Aerators are either pushed, self-propelled, or towed behind a piece of equipment.
Push aerators are the cheapest of the bunch, and are moved by sheer muscle power. These are simply a set of tines attached to an axle, that roll at the speed of the operator. Some of them have a shield to protect from dirt kicking up, but due to the low speeds they operate at, this isn’t all that useful. These are useful for smaller lawns.
Self-propelled aerators will have wheels, and a motor that drives the wheels and the axle. These require a bit more attention when you’re working with them – set the aerator to go at a medium walking pace so you don’t fall behind it. These types are fine for smaller lawns, but are aimed mainly at mid-size, suburban lawns.
A towed aerator will usually be the largest as far as width, able to cover a wider path. You will need a tractor or ATV to pull these along. This type of aerator is only necessary if you use a riding mower to cut your lawn. You can get towed aerators in all sizes, with some being up to five feet in width, and some of them coming in combination with other tools, such as an aerator and spreader combination that can spread seed or fertilizer behind the aerator.
Aerator Tines – Spike or Core?
Aerator tines come in either the spike form, which simply makes holes in the soil, or in core form, which remove plugs of soil from the ground as they go. Different tines work better for different types of soil.
Spike tines tend to work best in looser, sandier soil. This allows the tines to penetrate and separate. In tightly packed soil, the tines will just push the soil down and make it more compact at the bottom of the hole. This, in the long run, is not beneficial and could cause spottiness. Spike tines can wear and bend, but they generally wear at a slower pace than coring tines. Spikes should always be able to penetrate at least an inch into the soil – any less, and they need replacing.
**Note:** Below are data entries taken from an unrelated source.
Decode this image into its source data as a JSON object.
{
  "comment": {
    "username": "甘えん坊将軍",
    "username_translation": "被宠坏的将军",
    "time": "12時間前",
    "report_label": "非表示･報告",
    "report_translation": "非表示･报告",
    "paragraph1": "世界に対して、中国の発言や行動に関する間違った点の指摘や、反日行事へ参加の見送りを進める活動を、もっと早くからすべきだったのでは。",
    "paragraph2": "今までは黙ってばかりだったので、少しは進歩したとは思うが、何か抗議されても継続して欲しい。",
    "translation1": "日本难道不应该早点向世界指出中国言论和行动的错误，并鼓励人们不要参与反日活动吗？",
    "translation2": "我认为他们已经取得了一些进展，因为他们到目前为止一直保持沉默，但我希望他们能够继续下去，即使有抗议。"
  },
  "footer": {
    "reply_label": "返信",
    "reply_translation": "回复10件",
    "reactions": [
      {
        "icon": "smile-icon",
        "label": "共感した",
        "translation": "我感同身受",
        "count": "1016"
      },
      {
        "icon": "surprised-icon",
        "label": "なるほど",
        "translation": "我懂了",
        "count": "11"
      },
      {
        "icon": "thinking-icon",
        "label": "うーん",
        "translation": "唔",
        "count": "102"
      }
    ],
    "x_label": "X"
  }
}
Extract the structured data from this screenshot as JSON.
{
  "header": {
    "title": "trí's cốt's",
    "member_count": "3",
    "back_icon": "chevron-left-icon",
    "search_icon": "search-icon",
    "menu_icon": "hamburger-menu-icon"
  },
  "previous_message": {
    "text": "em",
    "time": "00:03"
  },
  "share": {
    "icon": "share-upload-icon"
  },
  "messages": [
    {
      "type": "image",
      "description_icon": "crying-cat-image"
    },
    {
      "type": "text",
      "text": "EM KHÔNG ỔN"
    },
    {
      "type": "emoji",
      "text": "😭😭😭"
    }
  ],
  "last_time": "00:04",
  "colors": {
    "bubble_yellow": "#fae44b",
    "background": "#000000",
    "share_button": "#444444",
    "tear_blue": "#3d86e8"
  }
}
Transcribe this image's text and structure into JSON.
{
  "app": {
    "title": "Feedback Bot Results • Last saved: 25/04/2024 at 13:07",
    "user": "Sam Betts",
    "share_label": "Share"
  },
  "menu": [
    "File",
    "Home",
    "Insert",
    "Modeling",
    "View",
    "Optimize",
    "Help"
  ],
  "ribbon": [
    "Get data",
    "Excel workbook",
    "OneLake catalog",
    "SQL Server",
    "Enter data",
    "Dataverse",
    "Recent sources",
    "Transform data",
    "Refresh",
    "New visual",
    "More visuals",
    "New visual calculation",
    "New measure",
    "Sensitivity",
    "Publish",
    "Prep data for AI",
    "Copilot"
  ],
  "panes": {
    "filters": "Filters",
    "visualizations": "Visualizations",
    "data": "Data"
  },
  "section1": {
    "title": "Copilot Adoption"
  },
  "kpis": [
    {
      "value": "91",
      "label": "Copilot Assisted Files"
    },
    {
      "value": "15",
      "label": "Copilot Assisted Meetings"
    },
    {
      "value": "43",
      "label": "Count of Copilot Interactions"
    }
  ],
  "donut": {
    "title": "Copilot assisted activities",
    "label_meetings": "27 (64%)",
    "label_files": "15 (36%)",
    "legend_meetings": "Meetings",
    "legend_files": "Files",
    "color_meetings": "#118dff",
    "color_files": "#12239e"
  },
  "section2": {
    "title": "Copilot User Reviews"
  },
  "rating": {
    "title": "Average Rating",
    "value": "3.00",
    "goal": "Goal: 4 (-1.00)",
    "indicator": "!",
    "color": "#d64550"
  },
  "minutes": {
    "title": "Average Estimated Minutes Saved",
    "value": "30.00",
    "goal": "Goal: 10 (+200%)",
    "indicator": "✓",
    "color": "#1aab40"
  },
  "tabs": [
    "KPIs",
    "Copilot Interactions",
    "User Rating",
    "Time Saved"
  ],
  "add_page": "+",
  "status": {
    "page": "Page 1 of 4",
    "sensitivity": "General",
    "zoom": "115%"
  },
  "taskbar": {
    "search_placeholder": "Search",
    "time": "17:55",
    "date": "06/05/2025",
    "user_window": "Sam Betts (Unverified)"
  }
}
Coring tines are best for thicker soils and clay-based soil. They physically remove a section of soil, making deep holes for water and nutrients to seep in to, as well as to let the lawn breathe. They can also be used for the looser soils as well, if need be. One of the disadvantages to this type of tine is that they wear quickly, and if the tip of the tine creases or bends, the tine will not core in or eject a plug of soil efficiently.
Tips for Aerator Use
There are a handful of things you can do to ensure that the aeration of your lawn goes well –
- Make sure the ground is soft and moist before aerating. Use a screwdriver and push it into the lawn – if it penetrates 2-3 inches easily, the ground is perfect. If it only goes in an inch or so, water the ground and let it sit for a little bit. This should help to loosen it up.
- Add weight on top of the aerator to increase the depth of penetration. This can be used if the ground is still a bit hard, but you are able to go down at least an inch or slightly more. Add sandbags or metal weights to dig deeper.
- Inspect the area you plan to aerate before starting the process. Particularly check for rocks, roots, and other hard objects that can bend or break tines instantly.
- Try to go in straight lines, and avoid sudden movements or turns. These can bend the tines to the side.
The benefits of aeration are many, as we highlighted here. So make sure to get out there and poke away at your lawn, for its increased healthiness and a reduction in constant maintenance needs.